Since the massacre of 32 students and teachers at Virginia Tech, the mainstream media have obsessed over the fact the crazed gunman was able to buy a Glock in the state of Virginia.
Little attention has been paid to three other facts:
(1) that "Hokie Nation" is a campus where the typical multicultural crap is pushed, giving Mr. Cho a perfect justification for his murders.
(2) the Richmond legislators who voted to make "Hokie Nation," a gun-free zone where gus were outlawed, and surprise, surprise, only the outlaw had a gun.
(3) that Mr. Cho was not alone, in the last two decades there have been quite a few rampages by immigrants, who were no doubt marinated in the "multicultural" (multicommunist) and "politically correct" (politically communist)propaganda pushed in academia and the media.
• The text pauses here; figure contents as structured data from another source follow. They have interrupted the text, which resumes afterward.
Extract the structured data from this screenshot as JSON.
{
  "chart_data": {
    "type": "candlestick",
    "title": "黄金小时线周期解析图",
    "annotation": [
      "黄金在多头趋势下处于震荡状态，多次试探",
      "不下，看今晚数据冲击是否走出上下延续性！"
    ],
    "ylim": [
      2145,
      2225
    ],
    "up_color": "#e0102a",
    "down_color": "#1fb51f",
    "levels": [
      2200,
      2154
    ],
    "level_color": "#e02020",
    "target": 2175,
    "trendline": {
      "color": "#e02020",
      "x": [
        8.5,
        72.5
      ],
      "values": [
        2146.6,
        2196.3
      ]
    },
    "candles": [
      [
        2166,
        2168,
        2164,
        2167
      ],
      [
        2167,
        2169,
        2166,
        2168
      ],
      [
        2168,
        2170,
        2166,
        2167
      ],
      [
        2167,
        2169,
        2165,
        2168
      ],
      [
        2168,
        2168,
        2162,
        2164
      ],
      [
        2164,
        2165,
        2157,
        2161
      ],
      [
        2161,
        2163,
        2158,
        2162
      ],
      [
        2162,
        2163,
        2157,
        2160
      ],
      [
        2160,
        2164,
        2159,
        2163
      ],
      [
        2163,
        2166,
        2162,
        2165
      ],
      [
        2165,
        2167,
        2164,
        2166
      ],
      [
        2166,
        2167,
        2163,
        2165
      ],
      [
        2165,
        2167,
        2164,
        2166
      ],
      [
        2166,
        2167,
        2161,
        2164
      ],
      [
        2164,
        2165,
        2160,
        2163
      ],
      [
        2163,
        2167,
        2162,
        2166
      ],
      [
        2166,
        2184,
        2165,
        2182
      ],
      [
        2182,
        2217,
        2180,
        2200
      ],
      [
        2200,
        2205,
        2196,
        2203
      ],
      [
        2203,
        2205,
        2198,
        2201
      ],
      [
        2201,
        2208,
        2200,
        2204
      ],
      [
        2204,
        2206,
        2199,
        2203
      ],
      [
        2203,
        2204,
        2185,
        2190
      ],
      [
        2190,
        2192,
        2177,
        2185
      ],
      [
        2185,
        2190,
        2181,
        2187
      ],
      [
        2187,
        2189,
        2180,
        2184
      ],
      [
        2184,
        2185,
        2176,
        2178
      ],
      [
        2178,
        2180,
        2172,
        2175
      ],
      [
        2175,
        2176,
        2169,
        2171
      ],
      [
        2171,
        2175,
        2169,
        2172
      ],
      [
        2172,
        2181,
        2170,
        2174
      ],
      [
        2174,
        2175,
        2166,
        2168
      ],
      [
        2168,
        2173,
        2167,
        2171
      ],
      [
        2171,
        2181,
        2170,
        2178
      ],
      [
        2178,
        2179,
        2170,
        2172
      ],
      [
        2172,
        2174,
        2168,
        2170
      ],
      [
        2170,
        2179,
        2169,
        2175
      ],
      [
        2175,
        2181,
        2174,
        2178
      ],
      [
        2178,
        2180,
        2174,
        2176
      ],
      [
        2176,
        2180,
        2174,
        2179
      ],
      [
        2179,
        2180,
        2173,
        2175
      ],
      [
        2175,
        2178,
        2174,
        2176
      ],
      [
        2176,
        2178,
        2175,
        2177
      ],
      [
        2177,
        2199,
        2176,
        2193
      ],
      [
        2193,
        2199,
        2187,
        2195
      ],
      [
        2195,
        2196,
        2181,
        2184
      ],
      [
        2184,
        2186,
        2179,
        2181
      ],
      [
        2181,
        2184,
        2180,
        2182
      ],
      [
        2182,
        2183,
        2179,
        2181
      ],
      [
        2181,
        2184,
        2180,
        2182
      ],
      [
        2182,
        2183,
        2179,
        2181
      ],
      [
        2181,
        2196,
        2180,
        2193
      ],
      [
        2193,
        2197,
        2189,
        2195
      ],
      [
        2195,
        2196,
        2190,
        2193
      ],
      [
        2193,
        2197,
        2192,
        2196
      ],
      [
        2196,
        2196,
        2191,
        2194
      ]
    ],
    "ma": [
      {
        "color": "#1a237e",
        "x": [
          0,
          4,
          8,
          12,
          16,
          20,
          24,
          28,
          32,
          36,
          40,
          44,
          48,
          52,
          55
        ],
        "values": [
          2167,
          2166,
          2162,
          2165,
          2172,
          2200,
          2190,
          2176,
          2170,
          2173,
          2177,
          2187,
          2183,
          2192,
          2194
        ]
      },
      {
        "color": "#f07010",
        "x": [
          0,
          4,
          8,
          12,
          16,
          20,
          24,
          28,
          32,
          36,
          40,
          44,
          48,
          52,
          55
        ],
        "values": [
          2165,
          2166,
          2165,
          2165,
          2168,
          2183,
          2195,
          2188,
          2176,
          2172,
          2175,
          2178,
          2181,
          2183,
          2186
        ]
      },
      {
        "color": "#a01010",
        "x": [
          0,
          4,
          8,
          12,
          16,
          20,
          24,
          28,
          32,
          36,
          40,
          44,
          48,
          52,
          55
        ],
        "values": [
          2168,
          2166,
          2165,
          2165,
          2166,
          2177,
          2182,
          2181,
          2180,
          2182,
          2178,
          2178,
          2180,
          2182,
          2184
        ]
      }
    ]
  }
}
In stories about Mr. Cho, we learn he had no friends, rarely spoke, and was a loner, isolated from classmates and roommates. Cho was the alien in Hokie Nation, encouraged by the multicultural pap of "professors" like Nikki Giovanni. And to vent his rage at those with whom he could not communicate, he decided to kill in cold blood.
Before this multicommunist crap, we were a people, a community, a country. Students would have said aloud of Cho: "Who is this guy? What's the matter with him?"
Teachers would have taken action to get him help—or get him out.
Since the 1960s, we have become alienated from one another even as millions of strangers arrive every year. And as Americans no longer share the old ties of history, heritage, faith, language, tradition, culture, music, myth or morality, how can immigrants share those ties?
Many immigrants do not assimilate. Many do not wish to. They seek community in their separate subdivisions of our multicultural, multiracial, multiethnic, multilingual mammoth mall of a nation. And in numbers higher than our native born, some are going berserk here.
But you won't read, see or hear about that; it's covered up by a politically correct media, which seem to believe it is socially unhealthy for us Americans to see any correlation at all between mass migrations and mass murder.
"Diversity is strength!" So we are endlessly lectured, Orwellian style. "War is peace! Freedom is Slavery!"
But are we really a better, safer, freer, happier, more united and caring country than we were before, against our will, we became what Theodore Roosevelt called "a polyglot boarding house for the world."